Fernández, cuya presidencia (2019-2023) será recordada como uno de los períodos más oscuros de la historia reciente —marcado por la fiesta de Olivos, la cuarentena eterna, el escándalo de los “seguros” y la sumisión política a su vicepresidenta—, intentó posicionarse como un analista y futuro armador del kirchnerismo.

El expresidente, investigado por presuntas irregularidades en la “Causa Seguros” y por violencia contra su expareja Fabiola Yáñez, opinó sobre el estado actual del peronismo tras la contundente derrota legislativa de octubre.
Curiosamente, el foco de sus dardos no fue el gobierno de Javier Milei, sino su propia jefa política, Cristina Fernández de Kirchner.
Al referirse a la interna, Fernández calificó a Axel Kicillof como “un buen gobernador” y “un tipo muy inteligente y preparado”, pero reconoció que atraviesa “una situación de adversidad muy grande”. Esa adversidad, aclaró, no proviene del gobierno nacional, sino de su propio espacio.
“Lo que yo no me perdono es que nosotros ayudemos al Gobierno haciéndosela más difícil a Axel”, expresó Fernández, en un claro mensaje contra La Cámpora y la expresidenta corrupta, con quien Kicillof mantiene una feroz disputa por el liderazgo y la caja de la provincia.
El principal foco del enfrentamiento, que Fernández expuso públicamente, fue la decisión de Kicillof de desdoblar las elecciones bonaerenses. Aunque el sello local de Kicillof, Fuerza Patria, obtuvo un triunfo en la provincia, el peronismo kirchnerista sufrió una paliza histórica a nivel nacional en ese mismo distrito. La interna, como siempre en el kirchnerismo, no es por un proyecto de país, sino por la mera supervivencia y el control del poder.

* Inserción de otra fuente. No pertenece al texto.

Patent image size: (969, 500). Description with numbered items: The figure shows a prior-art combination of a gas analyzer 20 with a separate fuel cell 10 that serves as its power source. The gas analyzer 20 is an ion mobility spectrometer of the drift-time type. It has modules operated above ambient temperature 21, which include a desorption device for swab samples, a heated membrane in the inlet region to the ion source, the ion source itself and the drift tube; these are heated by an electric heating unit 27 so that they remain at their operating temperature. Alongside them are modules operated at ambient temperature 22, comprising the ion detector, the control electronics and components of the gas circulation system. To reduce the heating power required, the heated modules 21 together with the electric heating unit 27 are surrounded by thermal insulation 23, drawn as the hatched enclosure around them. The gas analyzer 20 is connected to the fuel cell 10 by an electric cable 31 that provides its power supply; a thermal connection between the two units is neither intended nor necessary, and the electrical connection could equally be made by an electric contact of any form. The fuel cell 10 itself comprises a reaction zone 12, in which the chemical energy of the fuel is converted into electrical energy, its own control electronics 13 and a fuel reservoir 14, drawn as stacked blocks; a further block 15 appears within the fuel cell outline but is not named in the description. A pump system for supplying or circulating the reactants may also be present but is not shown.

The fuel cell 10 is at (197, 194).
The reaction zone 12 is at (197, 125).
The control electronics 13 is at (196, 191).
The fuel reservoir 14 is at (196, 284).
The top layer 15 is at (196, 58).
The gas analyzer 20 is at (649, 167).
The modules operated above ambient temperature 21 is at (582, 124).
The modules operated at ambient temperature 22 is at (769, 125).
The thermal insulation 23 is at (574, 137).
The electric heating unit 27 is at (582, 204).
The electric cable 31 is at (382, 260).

La galería de los fracasados
Demostrando una desconexión absoluta con la realidad y con el mandato de cambio que la sociedad votó en 2023, Alberto Fernández se aventuró a proponer los referentes para la “renovación” del peronismo.
Su lista es un verdadero catálogo de los responsables de la decadencia argentina.
En primer lugar, incluyó a Sergio Massa, el exministro de Economía que tomó el timón del país y lo estrelló, multiplicando la inflación, vaciando el Banco Central y dejando al país al borde de la hiperinflación que el gobierno de Milei tuvo que desactivar. Fernández, sin embargo, lo definió como “una de las personas que mejor conoce el Estado nacional”.
También mencionó al exgobernador de Chaco, Jorge Capitanich, de quien destacó que “acaba de hacer una elección extraordinaria”, pese a haber perdido estrepitosamente.
La lista de “futuribles” se completó con figuras de segunda y tercera línea, como el exministro de Justicia Martín Soria y su hermana, María Emilia Soria. Y, en un acto de auto-elogio, resaltó a sus propios exfuncionarios, Gabriel Katopodis y Jorge Ferraresi, a quienes calificó como “impresionantes funcionarios” que “serían extraordinarios presidentes”.

Negación de la violencia
Como era de esperar, el expresidente que se ufanaba de “haberle puesto fin al patriarcado” utilizó la entrevista para victimizarse y negar las graves denuncias por violencia de género presentadas por su expareja, Fabiola Yáñez.
Fernández negó rotundamente haber ejercido cualquier tipo de agresión. En un intento burdo por deslegitimar las pruebas, sostuvo que en las conversaciones difundidas entre Yáñez y María Cantero “solo hay una donde se habla de eso, nunca antes ni después”.
Asimismo, intentó relativizar los hechos denunciados, aclarando que la acusación hace alusión a un episodio que habría ocurrido antes del 12 de agosto de 2021, cuando Yáñez intentó irse de la Residencia de Olivos con su hijo Francisco. Según la increíble versión de Fernández, en aquel momento su expareja “ni siquiera estaba embarazada”, como si ese detalle modificara la gravedad de los hechos investigados.